While most respondents mentioned HOAs needing to create new regulations on using and growing marijuana in homes or common areas, only 3 percent specified that HOAs in their area allow growing or smoking in homes and common areas.
Because most Realtors reported never having sold a grow house (about 75 percent), it’s difficult to say whether or not these homes carry any stigma after they’ve been utilized in this way. Out of those respondents who have sold a grow house, 27 percent in recently legalized states had difficulty selling, while 25 percent in states legalized before 2016 reported having difficulty selling.
On the leasing side, about 50 percent of survey respondents operating in states where medical marijuana is legal reported having no issues leasing a property formerly occupied by a tenant legally growing marijuana.
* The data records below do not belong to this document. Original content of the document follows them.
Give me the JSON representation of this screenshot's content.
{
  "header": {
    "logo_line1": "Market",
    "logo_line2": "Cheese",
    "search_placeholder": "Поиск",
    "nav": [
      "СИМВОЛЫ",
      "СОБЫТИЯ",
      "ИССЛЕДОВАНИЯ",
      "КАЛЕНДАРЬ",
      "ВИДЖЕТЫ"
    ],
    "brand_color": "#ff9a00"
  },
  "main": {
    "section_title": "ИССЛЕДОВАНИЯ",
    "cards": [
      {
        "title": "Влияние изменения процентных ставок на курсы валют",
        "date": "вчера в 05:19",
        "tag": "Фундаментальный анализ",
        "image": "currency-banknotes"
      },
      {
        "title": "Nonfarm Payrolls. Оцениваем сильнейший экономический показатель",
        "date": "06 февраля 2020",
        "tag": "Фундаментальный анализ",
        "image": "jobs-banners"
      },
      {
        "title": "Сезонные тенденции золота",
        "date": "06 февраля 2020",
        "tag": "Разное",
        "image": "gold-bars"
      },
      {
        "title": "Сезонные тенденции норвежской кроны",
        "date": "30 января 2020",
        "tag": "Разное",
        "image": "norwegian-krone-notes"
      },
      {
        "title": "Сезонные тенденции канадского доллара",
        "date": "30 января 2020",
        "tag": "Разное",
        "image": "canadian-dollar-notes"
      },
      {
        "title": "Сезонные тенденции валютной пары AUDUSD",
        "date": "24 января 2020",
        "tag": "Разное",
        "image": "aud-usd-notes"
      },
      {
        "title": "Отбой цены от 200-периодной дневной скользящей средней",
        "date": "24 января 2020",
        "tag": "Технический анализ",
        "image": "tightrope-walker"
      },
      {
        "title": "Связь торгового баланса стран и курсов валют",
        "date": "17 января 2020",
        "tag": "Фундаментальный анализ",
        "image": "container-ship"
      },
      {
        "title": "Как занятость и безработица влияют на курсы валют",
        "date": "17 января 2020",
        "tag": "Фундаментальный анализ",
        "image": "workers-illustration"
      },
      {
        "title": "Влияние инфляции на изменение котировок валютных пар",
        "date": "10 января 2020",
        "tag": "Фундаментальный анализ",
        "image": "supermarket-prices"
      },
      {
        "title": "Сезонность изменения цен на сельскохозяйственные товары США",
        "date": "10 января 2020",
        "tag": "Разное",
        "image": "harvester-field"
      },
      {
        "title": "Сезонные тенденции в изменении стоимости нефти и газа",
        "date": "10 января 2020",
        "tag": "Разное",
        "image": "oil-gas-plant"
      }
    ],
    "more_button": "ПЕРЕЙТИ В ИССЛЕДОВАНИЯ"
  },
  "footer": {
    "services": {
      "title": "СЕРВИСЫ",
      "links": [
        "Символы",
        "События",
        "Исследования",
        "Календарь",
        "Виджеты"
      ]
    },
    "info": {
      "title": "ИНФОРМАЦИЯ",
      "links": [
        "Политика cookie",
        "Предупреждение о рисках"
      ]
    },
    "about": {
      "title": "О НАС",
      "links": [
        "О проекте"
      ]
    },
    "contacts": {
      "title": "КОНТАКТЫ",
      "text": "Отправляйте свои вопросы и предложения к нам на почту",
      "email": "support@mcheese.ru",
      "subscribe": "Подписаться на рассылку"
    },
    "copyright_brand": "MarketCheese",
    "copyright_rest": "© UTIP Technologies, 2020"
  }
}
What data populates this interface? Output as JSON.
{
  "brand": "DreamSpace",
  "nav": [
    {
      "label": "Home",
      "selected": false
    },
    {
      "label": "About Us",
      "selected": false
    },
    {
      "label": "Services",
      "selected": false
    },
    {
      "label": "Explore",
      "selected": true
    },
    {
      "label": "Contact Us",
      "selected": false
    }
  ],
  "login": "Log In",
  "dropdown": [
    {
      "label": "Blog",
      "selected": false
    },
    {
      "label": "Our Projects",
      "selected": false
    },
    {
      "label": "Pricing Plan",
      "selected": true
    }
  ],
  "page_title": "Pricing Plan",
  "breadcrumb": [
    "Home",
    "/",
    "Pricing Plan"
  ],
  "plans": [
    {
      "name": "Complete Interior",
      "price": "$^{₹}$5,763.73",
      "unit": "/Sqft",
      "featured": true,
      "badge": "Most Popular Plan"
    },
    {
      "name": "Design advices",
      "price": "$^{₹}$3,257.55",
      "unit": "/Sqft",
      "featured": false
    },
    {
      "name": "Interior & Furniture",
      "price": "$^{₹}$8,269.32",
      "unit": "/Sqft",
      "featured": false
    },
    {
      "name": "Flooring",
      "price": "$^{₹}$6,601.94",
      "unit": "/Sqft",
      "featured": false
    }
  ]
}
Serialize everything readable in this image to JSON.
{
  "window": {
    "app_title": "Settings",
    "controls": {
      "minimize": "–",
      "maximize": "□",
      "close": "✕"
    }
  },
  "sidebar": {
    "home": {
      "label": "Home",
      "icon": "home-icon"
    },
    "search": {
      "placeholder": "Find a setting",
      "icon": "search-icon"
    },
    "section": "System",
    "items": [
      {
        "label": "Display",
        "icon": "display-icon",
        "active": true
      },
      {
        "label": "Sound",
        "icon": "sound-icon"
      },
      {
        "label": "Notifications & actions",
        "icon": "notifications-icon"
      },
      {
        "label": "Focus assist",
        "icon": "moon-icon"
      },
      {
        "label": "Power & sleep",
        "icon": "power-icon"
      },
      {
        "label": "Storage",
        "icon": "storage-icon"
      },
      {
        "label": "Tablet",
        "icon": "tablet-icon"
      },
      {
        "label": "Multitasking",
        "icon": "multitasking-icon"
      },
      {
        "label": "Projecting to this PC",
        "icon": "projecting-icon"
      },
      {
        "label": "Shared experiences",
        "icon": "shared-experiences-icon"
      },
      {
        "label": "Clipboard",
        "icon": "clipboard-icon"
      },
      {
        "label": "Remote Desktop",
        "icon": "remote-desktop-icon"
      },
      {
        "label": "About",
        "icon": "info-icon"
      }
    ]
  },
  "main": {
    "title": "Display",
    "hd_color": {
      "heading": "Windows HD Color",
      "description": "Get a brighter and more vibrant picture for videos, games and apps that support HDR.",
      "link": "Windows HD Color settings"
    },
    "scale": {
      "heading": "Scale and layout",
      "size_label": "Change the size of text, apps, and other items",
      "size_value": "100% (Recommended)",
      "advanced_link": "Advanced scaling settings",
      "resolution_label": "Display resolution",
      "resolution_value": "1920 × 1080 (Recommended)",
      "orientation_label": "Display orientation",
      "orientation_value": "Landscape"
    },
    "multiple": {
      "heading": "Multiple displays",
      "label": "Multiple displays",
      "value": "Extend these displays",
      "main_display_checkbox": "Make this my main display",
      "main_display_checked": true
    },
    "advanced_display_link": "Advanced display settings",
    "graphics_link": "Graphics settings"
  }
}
In locales where both medical and recreational marijuana are legal, 35 to 49 percent of Realtors said they did not have difficulty leasing a former grow property to a new tenant.
However, “Selling a home or even leasing to a new tenant could be difficult if there are lingering moisture issues or [a] smell that is hard to remove,” Lautz noted.
NAR’s study also revealed the marijuana industry’s positive impact on commercial property demand, and in some areas, commercial property value. More than 40 percent of Realtors saw an increase in property values near dispensaries in states where marijuana is legal for recreational and medical use.
Marijuana’s effects on real estate have even extended to cannabis-themed open houses lately, as Byron Lazine and Nicole White noted to Inman readers in January.